Gavril Ilizarov (1921–1992)

Gavril Ilizarov (1921–1992)

Gavril Abramovich Ilizarov was a Soviet physician, who became famous for inventing the Ilizarov apparatus for lengthening limb bones. Ilizarov was born in Poland to a Jewish family from the Russian Empire. Shortly after his birth the family moved to Azerbaijan, where he grew up. He then went on to graduate from Derbent Medical Rabfac (an educational establishment set up to prepare workers and peasants for higher education) and also Crimea Medical School.

In 1944 he was sent to a rural hospital in Siberia, where he worked as a general practitioner. In 1946 he organised a workshop for the development of medical instruments, in order to treat the injured soldiers returning from the war. It was during this time that he began working on his earliest prototypes of what would become the Ilizarov External Fixator (a metal framework consisting of rings, threaded rods and pins).

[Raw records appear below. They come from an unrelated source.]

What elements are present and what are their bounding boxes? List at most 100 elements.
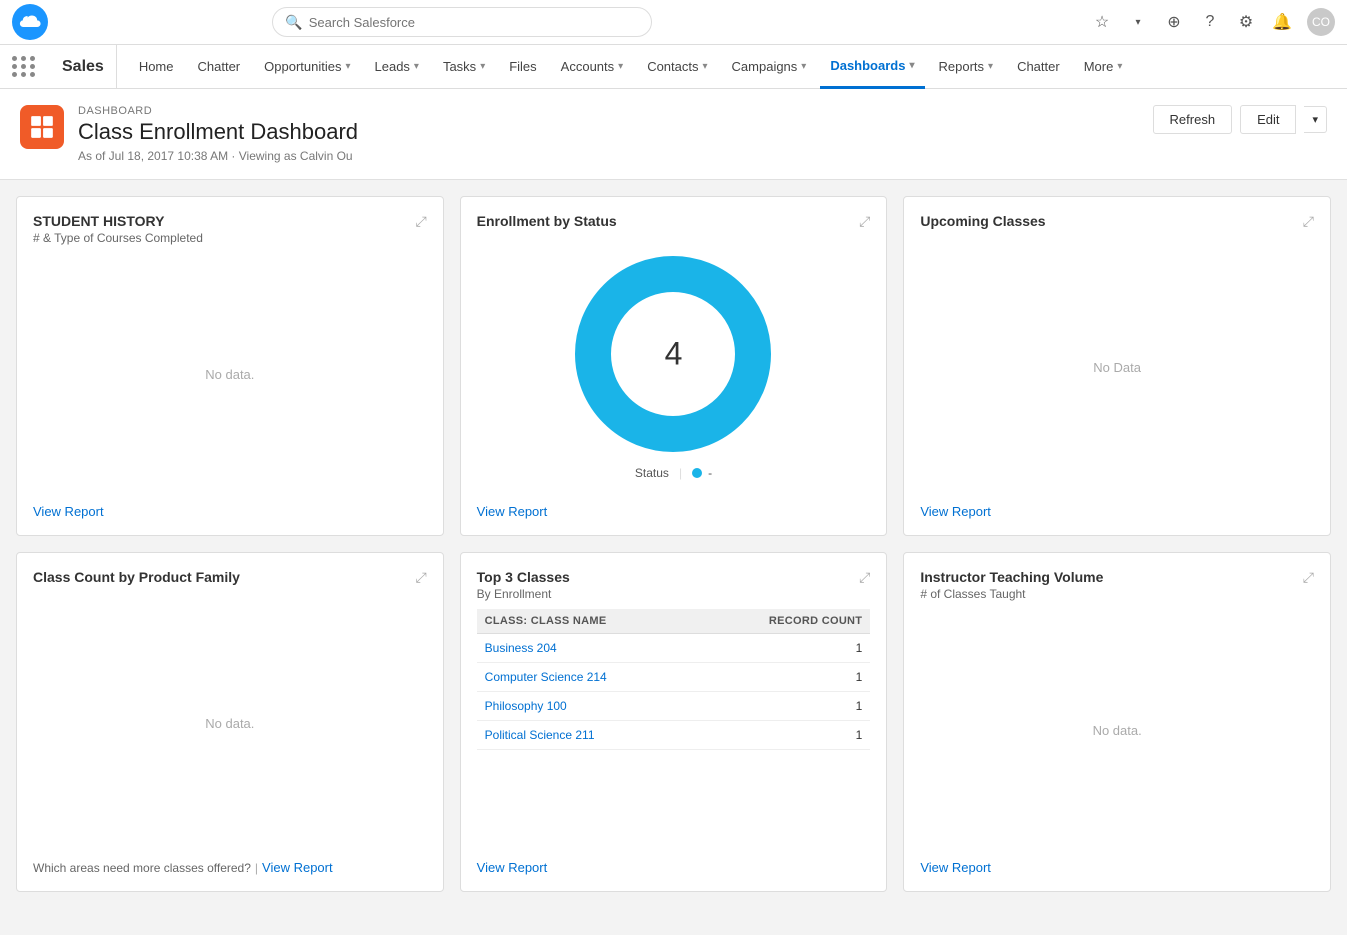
record-count-cell: 1 — [696, 721, 870, 750]
dashboard-header: DASHBOARD Class Enrollment Dashboard As … — [0, 89, 1347, 180]
campaigns-chevron: ▾ — [801, 61, 806, 72]
class-name-cell: Political Science 211 — [477, 721, 697, 750]
class-name-link[interactable]: Computer Science 214 — [485, 670, 607, 684]
dashboards-chevron: ▾ — [909, 60, 914, 71]
view-report-instructor[interactable]: View Report — [920, 860, 991, 875]
view-report-enrollment[interactable]: View Report — [477, 504, 548, 519]
record-count-cell: 1 — [696, 692, 870, 721]
record-count-cell: 1 — [696, 663, 870, 692]
nav-tasks[interactable]: Tasks ▾ — [433, 45, 495, 89]
view-report-top3[interactable]: View Report — [477, 860, 548, 875]
avatar[interactable]: CO — [1307, 8, 1335, 36]
class-count-card: Class Count by Product Family No data. W… — [16, 552, 444, 892]
legend-dot-label: - — [708, 466, 712, 480]
favorites-icon[interactable]: ☆ — [1091, 11, 1113, 33]
nav-campaigns[interactable]: Campaigns ▾ — [722, 45, 817, 89]
card-subtitle-instructor: # of Classes Taught — [920, 587, 1103, 601]
donut-center-value: 4 — [665, 336, 683, 373]
salesforce-logo — [12, 4, 48, 40]
help-icon[interactable]: ? — [1199, 11, 1221, 33]
nav-accounts[interactable]: Accounts ▾ — [551, 45, 634, 89]
expand-icon-top3[interactable] — [859, 569, 870, 586]
view-report-upcoming[interactable]: View Report — [920, 504, 991, 519]
expand-icon-upcoming[interactable] — [1303, 213, 1314, 230]
dashboard-meta: As of Jul 18, 2017 10:38 AM · Viewing as… — [78, 149, 358, 163]
class-name-link[interactable]: Political Science 211 — [485, 728, 595, 742]
notifications-icon[interactable]: 🔔 — [1271, 11, 1293, 33]
edit-button[interactable]: Edit — [1240, 105, 1296, 134]
contacts-chevron: ▾ — [703, 61, 708, 72]
settings-icon[interactable]: ⚙ — [1235, 11, 1257, 33]
instructor-teaching-card: Instructor Teaching Volume # of Classes … — [903, 552, 1331, 892]
add-icon[interactable]: ⊕ — [1163, 11, 1185, 33]
top3-table-wrapper: CLASS: CLASS NAME RECORD COUNT Business … — [477, 609, 871, 848]
table-row: Political Science 211 1 — [477, 721, 871, 750]
nav-bar: Sales Home Chatter Opportunities ▾ Leads… — [0, 45, 1347, 89]
expand-icon-instructor[interactable] — [1303, 569, 1314, 586]
search-input[interactable] — [309, 15, 640, 30]
top3-classes-card: Top 3 Classes By Enrollment CLASS: CLASS… — [460, 552, 888, 892]
card-body-class-count: No data. — [33, 594, 427, 852]
record-count-cell: 1 — [696, 634, 870, 663]
leads-chevron: ▾ — [414, 61, 419, 72]
donut-legend: Status | - — [635, 466, 712, 480]
dashboard-grid: STUDENT HISTORY # & Type of Courses Comp… — [0, 180, 1347, 908]
nav-contacts[interactable]: Contacts ▾ — [637, 45, 717, 89]
card-title-upcoming: Upcoming Classes — [920, 213, 1045, 229]
class-name-cell: Computer Science 214 — [477, 663, 697, 692]
nav-reports[interactable]: Reports ▾ — [929, 45, 1004, 89]
expand-icon-enrollment[interactable] — [859, 213, 870, 230]
nav-opportunities[interactable]: Opportunities ▾ — [254, 45, 360, 89]
dashboard-title: Class Enrollment Dashboard — [78, 119, 358, 145]
expand-icon-class-count[interactable] — [415, 569, 426, 586]
nav-home[interactable]: Home — [129, 45, 184, 89]
nav-files[interactable]: Files — [499, 45, 546, 89]
view-report-class-count[interactable]: View Report — [262, 860, 333, 875]
more-chevron: ▾ — [1117, 61, 1122, 72]
view-report-student-history[interactable]: View Report — [33, 504, 104, 519]
app-launcher-icon[interactable] — [12, 56, 36, 77]
card-subtitle-student-history: # & Type of Courses Completed — [33, 231, 203, 245]
card-title-class-count: Class Count by Product Family — [33, 569, 240, 585]
table-row: Philosophy 100 1 — [477, 692, 871, 721]
class-name-link[interactable]: Philosophy 100 — [485, 699, 567, 713]
card-body-instructor: No data. — [920, 609, 1314, 852]
table-row: Business 204 1 — [477, 634, 871, 663]
card-body-enrollment: 4 Status | - — [477, 238, 871, 496]
search-bar[interactable]: 🔍 — [272, 7, 652, 37]
refresh-button[interactable]: Refresh — [1153, 105, 1233, 134]
app-name: Sales — [50, 45, 117, 89]
search-icon: 🔍 — [285, 14, 302, 31]
table-row: Computer Science 214 1 — [477, 663, 871, 692]
reports-chevron: ▾ — [988, 61, 993, 72]
top-bar: 🔍 ☆ ▾ ⊕ ? ⚙ 🔔 CO — [0, 0, 1347, 45]
card-subtitle-top3: By Enrollment — [477, 587, 570, 601]
class-name-cell: Business 204 — [477, 634, 697, 663]
student-history-card: STUDENT HISTORY # & Type of Courses Comp… — [16, 196, 444, 536]
class-name-cell: Philosophy 100 — [477, 692, 697, 721]
nav-chatter[interactable]: Chatter — [188, 45, 251, 89]
donut-chart: 4 — [573, 254, 773, 454]
nav-chatter2[interactable]: Chatter — [1007, 45, 1070, 89]
dashboard-label: DASHBOARD — [78, 105, 358, 117]
nav-leads[interactable]: Leads ▾ — [365, 45, 429, 89]
card-body-upcoming: No Data — [920, 238, 1314, 496]
edit-caret-button[interactable]: ▾ — [1304, 106, 1327, 133]
card-title-instructor: Instructor Teaching Volume — [920, 569, 1103, 585]
card-title-top3: Top 3 Classes — [477, 569, 570, 585]
legend-dot — [692, 468, 702, 478]
nav-dashboards[interactable]: Dashboards ▾ — [820, 45, 924, 89]
card-body-student-history: No data. — [33, 253, 427, 496]
accounts-chevron: ▾ — [618, 61, 623, 72]
top-right-icons: ☆ ▾ ⊕ ? ⚙ 🔔 CO — [1091, 8, 1335, 36]
card-title-enrollment: Enrollment by Status — [477, 213, 617, 229]
table-col1-header: CLASS: CLASS NAME — [477, 609, 697, 634]
class-count-footer-text: Which areas need more classes offered? — [33, 861, 251, 875]
class-name-link[interactable]: Business 204 — [485, 641, 557, 655]
opportunities-chevron: ▾ — [345, 61, 350, 72]
dashboard-icon — [20, 105, 64, 149]
expand-icon-student-history[interactable] — [415, 213, 426, 230]
nav-more[interactable]: More ▾ — [1074, 45, 1133, 89]
table-col2-header: RECORD COUNT — [696, 609, 870, 634]
favorites-chevron[interactable]: ▾ — [1127, 11, 1149, 33]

Ilizarov discovered that by carefully severing a bone without severing the periosteum, it was possible to separate the two halves and then fix them back in place using his apparatus. His framework was put in place with pins through the bone, and worked by separating the bone by a small amount over a period of time. As the framework was adjusted the bone would then re-grow to fill the gap, resulting in the lengthening of the limb.

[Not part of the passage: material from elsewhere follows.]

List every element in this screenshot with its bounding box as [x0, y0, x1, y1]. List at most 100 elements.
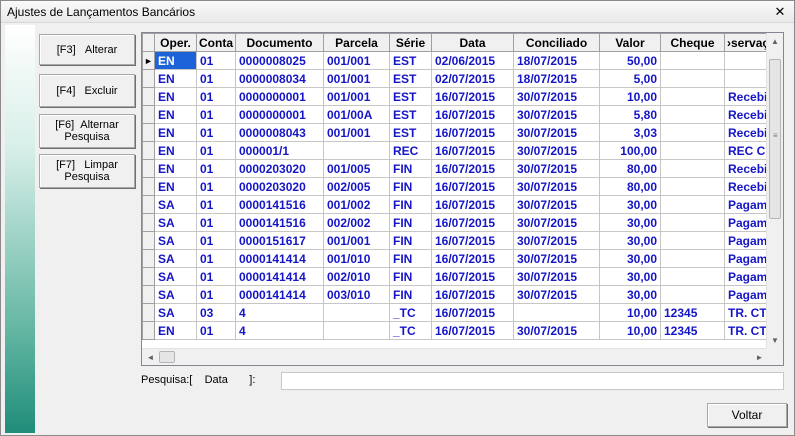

Despite his successes, his method was not widely accepted in the Soviet Union until he successfully treated Valery Brumel (the Soviet Olympic Gold Medallist High Jumper in the 1964 games), who had a non-union and shortening of the lower extremity. Following acceptance in the USSR the method was introduced to the rest of the world, and is still used today.

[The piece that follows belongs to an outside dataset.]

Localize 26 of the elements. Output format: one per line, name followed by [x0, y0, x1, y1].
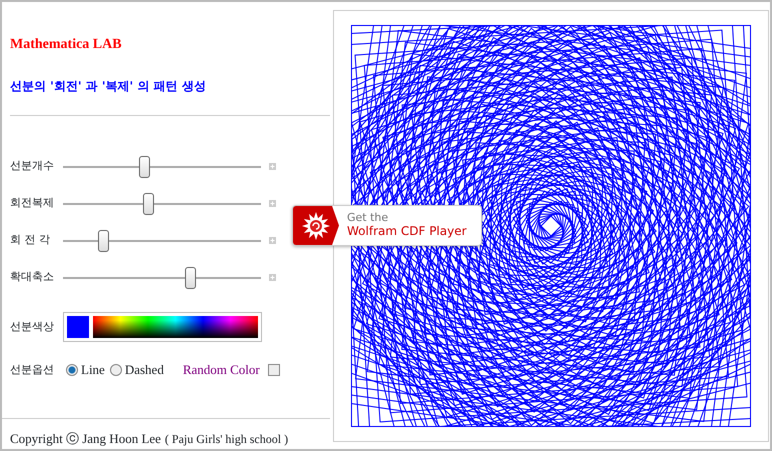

The Russian Ilizarov Scientific Centre for Restorative Traumatology and Orthopaedics is now the leading hospital in the world that uses his apparatus to lengthen or reshape bones. Every year over 9000 people from all countries and age groups receive treatment.

Ilizarov died in 1992, at the age of 71. His accomplishments were extraordinary considering where he lived and worked. He developed a whole new field of biology and clinical orthopaedics, and his methods have helped innumerable patients around the world.